Anticorpo monoclonal de camundongo IRF3 (C3900)

Análise de Western blot da expressão de IRF3 em lisados ​​​​de células inteiras COS7 (A), Daudi (B), HepG2 (C), HT29 (D), Jurkat (E), MCF7 (F). (Tamanho de banda previsto: 47 kD; Tamanho de banda observado: 47 kD)

Análise imuno-histoquímica da coloração de IRF3 em seção de tecido embebido em parafina fixada em formalina de rim humano. A seção foi pré-tratada usando recuperação antigênica mediada por calor com tampão citrato de sódio (pH 6,0). A secção foi então incubada com o anticorpo à temperatura ambiente e detectada utilizando um sistema de polímero compacto conjugado com HRP. DAB foi usado como cromógeno. A seção foi então contrastada com hematoxilina e montada com DPX.

Análise imunofluorescente da coloração IRF3 em células Hela. As células fixadas em formalina foram permeabilizadas com Triton X-100 a 0,1% em TBS durante 5-10 minutos e bloqueadas com BSA-PBS a 3% durante 30 minutos à temperatura ambiente. As células foram sondadas com o anticorpo primário em 3% de BSA - PBS e incubadas durante a noite a 4 ° C numa câmara humidificada. As células foram lavadas com PBST e incubadas com um anticorpo secundário conjugado AREX® Fluor 488 -(verde) em PBS à temperatura ambiente no escuro. Faloidina - AREX® Fluor 555 foi usado para colorir os filamentos de actina (vermelho). DAPI foi usado para corar os núcleos das células (azul).
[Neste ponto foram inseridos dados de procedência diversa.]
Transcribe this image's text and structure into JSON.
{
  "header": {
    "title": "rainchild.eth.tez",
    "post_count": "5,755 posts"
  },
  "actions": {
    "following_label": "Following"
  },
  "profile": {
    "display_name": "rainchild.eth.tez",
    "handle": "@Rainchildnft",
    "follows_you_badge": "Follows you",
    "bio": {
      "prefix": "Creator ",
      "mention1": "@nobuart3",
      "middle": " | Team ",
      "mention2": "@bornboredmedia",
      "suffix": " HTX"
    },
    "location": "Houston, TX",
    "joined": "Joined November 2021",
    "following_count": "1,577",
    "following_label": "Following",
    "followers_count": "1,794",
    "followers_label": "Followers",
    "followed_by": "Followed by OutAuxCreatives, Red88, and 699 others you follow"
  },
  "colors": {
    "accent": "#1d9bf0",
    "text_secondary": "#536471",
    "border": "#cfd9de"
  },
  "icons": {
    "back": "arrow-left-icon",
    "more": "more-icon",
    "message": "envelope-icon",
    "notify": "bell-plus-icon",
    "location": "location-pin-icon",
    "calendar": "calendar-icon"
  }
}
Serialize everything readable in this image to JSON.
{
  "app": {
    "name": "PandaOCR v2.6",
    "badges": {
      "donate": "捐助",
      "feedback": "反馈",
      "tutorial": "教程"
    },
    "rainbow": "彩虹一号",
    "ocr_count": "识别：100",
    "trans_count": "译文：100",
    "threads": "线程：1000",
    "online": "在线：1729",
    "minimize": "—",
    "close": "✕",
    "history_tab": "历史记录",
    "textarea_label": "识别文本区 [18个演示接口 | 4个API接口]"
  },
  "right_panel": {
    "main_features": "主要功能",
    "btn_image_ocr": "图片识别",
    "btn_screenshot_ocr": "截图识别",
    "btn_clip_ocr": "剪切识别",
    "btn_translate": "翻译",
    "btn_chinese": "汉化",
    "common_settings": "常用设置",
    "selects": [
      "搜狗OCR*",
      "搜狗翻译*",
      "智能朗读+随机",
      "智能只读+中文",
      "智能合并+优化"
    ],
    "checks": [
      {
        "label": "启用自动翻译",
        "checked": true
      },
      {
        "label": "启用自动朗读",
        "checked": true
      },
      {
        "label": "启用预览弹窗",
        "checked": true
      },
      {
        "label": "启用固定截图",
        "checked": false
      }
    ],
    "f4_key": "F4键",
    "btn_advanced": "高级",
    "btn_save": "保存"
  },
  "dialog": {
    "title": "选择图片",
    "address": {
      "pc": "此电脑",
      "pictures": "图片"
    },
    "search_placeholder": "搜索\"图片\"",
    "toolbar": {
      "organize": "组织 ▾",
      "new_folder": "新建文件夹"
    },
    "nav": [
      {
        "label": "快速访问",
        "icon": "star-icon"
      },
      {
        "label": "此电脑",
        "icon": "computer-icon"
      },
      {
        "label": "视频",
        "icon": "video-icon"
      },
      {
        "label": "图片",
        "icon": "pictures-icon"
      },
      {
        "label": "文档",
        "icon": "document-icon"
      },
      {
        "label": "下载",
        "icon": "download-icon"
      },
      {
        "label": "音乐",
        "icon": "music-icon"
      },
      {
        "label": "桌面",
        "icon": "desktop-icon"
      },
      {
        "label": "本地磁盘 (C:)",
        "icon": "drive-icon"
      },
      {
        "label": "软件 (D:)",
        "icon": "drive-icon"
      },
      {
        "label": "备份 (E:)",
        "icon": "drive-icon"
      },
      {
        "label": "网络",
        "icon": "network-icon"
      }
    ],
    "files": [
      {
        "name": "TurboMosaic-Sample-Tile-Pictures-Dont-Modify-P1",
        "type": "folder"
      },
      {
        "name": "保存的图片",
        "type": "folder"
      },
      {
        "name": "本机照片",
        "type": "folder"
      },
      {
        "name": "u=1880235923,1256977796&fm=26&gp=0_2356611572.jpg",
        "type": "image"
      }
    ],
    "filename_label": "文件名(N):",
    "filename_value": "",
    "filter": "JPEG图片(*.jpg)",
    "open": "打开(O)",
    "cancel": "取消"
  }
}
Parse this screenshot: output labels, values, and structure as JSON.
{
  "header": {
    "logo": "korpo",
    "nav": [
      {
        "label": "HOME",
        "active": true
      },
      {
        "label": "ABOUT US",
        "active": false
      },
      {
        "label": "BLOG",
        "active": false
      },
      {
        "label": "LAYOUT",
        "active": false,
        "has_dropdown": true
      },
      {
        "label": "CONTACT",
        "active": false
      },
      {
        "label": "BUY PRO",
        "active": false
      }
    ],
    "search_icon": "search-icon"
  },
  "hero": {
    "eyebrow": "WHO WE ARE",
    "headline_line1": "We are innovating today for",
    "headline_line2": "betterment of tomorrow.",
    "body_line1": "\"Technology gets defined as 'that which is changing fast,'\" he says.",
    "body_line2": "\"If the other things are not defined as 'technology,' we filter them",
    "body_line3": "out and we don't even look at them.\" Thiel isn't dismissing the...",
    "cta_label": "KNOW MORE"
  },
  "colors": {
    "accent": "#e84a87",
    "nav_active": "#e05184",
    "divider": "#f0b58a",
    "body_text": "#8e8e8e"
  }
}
Análise citométrica de fluxo de células Jurkat usando Anticorpo Anti-IRF3. As células foram fixadas com paraformaldeído a 2% (10 min) e depois permeabilizadas com metanol a 90% durante 10 min. As células foram incubadas em albumina de soro bovino a 2% para bloquear interações proteína-proteína não específicas seguidas pelo anticorpo a 37 ° C durante 60 min. O anticorpo secundário Goat Anti-Mouse IgG (H&L) - AREX® Fluor 488 foi incubado a 37 °C por 40 min. O anticorpo de controle do isotipo (linha azul) foi utilizado sob as mesmas condições.